我想打印单词[如果一个模式像值="任何字符串"但不是值="#{任何字符串}" ]在目录及其子目录中的所有文件中。
dir1
file1
( content like ..... value="GOD Grace" .....
....................................value="#{blog}"......
... value="Greek" ...)
file2
( content like ..... value="Sounder rajan" .....
....................................value="#{feek}".....

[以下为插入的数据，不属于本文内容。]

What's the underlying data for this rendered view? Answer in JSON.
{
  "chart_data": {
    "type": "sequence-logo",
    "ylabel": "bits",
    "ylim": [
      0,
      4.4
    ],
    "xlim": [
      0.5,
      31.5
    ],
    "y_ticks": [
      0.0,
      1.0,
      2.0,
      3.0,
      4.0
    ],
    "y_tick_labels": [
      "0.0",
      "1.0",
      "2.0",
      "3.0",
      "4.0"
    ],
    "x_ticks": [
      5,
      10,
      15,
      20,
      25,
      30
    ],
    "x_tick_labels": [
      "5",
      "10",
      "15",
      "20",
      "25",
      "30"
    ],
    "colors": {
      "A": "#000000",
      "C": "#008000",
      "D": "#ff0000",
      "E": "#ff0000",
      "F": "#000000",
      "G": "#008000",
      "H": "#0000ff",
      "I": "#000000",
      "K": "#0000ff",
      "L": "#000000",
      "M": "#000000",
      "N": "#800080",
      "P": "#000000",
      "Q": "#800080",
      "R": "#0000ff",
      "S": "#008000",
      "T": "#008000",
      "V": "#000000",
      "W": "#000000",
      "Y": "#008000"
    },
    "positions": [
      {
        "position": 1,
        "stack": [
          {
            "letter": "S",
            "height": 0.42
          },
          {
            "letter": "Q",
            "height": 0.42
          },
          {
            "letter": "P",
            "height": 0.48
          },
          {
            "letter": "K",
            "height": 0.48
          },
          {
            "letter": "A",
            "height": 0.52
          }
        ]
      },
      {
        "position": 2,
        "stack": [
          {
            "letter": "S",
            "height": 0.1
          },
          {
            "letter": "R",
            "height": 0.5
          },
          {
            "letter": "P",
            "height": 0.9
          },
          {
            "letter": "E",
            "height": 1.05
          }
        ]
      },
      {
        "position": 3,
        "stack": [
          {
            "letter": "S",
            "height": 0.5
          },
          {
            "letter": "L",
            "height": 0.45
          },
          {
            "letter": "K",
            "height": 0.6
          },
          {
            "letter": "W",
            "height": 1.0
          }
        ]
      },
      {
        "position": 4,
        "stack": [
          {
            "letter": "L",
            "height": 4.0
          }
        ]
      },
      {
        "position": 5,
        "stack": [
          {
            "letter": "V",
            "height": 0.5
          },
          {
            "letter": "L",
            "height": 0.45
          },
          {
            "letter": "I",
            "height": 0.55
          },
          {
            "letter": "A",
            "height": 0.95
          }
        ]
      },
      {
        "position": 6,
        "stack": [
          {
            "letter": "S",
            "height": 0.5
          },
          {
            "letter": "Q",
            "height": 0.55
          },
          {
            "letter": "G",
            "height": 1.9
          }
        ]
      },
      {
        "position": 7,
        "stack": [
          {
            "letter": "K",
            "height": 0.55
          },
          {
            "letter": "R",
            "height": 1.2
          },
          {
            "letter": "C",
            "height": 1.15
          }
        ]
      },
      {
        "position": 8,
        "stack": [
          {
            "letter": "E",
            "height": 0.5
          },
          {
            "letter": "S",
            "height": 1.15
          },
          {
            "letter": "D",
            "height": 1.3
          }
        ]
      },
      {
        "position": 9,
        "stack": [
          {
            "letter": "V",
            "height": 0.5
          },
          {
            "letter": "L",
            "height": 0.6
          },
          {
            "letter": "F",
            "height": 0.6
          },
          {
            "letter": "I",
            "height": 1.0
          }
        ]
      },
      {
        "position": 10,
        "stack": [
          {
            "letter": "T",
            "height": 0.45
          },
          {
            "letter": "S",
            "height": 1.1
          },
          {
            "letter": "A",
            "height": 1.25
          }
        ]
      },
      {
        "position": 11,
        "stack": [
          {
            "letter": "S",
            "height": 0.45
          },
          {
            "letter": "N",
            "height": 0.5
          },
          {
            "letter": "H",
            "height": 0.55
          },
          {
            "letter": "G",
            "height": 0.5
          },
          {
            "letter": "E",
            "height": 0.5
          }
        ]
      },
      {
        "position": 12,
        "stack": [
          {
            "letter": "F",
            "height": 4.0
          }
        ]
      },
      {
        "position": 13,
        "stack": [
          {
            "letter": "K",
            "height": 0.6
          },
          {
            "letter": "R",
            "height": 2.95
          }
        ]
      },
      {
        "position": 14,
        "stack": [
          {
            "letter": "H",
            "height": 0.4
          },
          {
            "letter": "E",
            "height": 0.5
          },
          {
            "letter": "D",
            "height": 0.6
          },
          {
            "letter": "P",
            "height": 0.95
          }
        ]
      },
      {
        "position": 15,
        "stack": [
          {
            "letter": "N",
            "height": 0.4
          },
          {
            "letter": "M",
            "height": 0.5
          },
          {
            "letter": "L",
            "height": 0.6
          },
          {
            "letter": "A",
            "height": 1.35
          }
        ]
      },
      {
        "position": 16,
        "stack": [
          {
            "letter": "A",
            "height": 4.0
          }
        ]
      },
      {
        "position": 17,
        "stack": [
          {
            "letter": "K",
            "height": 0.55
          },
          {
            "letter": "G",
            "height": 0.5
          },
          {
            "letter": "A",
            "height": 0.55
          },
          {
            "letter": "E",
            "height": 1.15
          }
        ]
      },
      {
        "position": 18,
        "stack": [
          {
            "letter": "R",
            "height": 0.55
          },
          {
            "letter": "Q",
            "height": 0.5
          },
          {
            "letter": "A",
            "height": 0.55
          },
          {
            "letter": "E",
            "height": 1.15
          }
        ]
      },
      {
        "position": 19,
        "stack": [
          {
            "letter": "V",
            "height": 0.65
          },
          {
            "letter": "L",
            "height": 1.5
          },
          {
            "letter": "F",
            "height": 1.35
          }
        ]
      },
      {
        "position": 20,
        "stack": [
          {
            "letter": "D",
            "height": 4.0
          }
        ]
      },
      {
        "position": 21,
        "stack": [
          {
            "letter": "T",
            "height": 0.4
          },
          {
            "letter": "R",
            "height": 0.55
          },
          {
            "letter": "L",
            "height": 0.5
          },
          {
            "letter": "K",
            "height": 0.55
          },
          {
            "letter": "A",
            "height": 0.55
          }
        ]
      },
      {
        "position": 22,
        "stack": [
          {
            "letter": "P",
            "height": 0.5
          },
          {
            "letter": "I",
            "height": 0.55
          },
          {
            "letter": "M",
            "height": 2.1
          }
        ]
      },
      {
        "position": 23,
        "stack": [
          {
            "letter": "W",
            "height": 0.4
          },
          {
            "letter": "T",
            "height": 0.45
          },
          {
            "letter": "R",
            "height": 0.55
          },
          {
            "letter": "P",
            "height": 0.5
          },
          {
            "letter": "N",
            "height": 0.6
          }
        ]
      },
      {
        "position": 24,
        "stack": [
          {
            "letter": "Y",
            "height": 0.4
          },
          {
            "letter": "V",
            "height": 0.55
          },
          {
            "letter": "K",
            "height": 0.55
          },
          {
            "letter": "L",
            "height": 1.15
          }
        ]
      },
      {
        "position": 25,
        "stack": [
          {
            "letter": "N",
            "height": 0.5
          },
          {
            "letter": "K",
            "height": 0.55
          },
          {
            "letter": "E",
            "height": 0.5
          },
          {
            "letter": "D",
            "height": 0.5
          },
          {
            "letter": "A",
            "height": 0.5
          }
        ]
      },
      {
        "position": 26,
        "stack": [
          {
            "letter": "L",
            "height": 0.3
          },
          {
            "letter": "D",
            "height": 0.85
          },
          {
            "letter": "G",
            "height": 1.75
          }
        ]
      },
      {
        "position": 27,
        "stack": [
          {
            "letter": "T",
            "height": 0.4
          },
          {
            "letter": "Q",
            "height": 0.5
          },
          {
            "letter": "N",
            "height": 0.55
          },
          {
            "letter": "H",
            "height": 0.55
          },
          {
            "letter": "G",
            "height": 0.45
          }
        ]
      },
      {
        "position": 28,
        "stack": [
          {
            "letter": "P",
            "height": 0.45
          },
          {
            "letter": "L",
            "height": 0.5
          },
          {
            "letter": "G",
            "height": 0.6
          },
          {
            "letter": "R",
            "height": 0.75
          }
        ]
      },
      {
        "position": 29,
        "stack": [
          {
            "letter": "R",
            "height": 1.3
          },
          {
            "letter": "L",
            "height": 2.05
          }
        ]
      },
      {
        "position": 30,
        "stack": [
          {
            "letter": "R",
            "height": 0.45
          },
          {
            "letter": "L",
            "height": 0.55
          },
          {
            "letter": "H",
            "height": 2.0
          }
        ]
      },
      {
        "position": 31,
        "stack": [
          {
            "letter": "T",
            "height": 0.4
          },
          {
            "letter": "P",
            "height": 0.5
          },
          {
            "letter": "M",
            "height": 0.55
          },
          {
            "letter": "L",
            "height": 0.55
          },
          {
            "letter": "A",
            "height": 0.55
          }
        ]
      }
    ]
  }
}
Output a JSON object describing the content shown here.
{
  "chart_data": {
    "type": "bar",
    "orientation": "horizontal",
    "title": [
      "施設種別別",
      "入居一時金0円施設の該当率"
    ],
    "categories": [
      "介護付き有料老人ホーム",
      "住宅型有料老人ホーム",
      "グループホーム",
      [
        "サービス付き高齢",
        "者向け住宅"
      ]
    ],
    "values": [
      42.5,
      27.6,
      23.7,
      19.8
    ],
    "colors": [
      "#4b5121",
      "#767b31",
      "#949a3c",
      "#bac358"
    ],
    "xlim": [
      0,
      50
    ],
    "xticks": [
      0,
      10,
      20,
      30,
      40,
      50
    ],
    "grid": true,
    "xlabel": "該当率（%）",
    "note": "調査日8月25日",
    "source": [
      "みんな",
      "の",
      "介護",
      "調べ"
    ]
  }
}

....................................value="patient"....)
subdir1
file3
( content like ..... value="Guice" .....
....................................value="#{slog}"......
... value="guide" ...)
我希望像
一样 filename filewordno wordsExtract uniqno
file1 1 GOD Grace 1
file1 2 Greek 2
file2 1 Sounder rajan 3
file2 2 patient 4
file3 1 Guice 5
file3 2 guide 6
我的尝试:
no=0;
for SourceFile in *.xhtml
do
pagename=$(basename $filename .xhtml)
cat $SourceFile | gawk 'BEGIN {FS="[ \"]"}
wno=0;
/value=/ && !/value=\"#/ && !/pages/ && !/value=\"[0-9]\"/ {
for (i=1; i<NF; i++) {
if (( !/#/ && /value=/ ) && $i == "value=" && $(i+1)!="" && $(i+1)!=":" && $(i+1)!="*" ){
print SourceFile,++wno,$(i+1),++no;
}
}
}'
done >> path/Outputfilename
我的输出
filename filewordno wordsExtract uniqno
- 1 Grace 1
- 1 Greek 2
- 1 Sounder 1
- 1 patient 2
我的3个问题
我在这里学习和工作了一个星期。如果你有时间,你的帮助对我来说更有利。
感谢
答案 0 :(得分:0)
我想循环中的简单grep命令可以做你想要的,如果你可以接受没有awk解析的解决方案那么请检查下面的脚本及其输出,我使用了你用过的相同内容在你的问题中。
脚本( extract_values.sh )
#!/bin/bash
# Loop to parse all files recursively in current directory
for file in `find . -type f -name "*.xhtml" -print`
do
v_currdir=`pwd` # store the current working directory in a variable
v_file_path=`dirname $file` # extract file path seperately
v_file_name=`basename $file` # extract file name seperately
cd $v_file_path # change to that directory
# command to extract the required data
grep -o -H 'value=\".*\"' $v_file_name | grep -v 'value=\"#.*\"' | sed 's/value=//g' | grep -nv 'StringNotToBeFound'
# Again change the directory to current working directory for next itreation
cd $v_currdir
done
脚本的示例执行
$ ls
dir1 extract_values.sh
$ find . -print
.
./dir1
./dir1/file1.xhtml
./dir1/file2.xhtml
./dir1/subdir1
./dir1/subdir1/file3.xhtml
./extract_values.sh
$ # this is the command using the above script to add header
$ # And change the delimiter to tab from colon using tr command
$ (echo "UniqNO:FWordNo:FileName:WordsExtract"; extract_values.sh | nl -s: ) | tr ':' "\t"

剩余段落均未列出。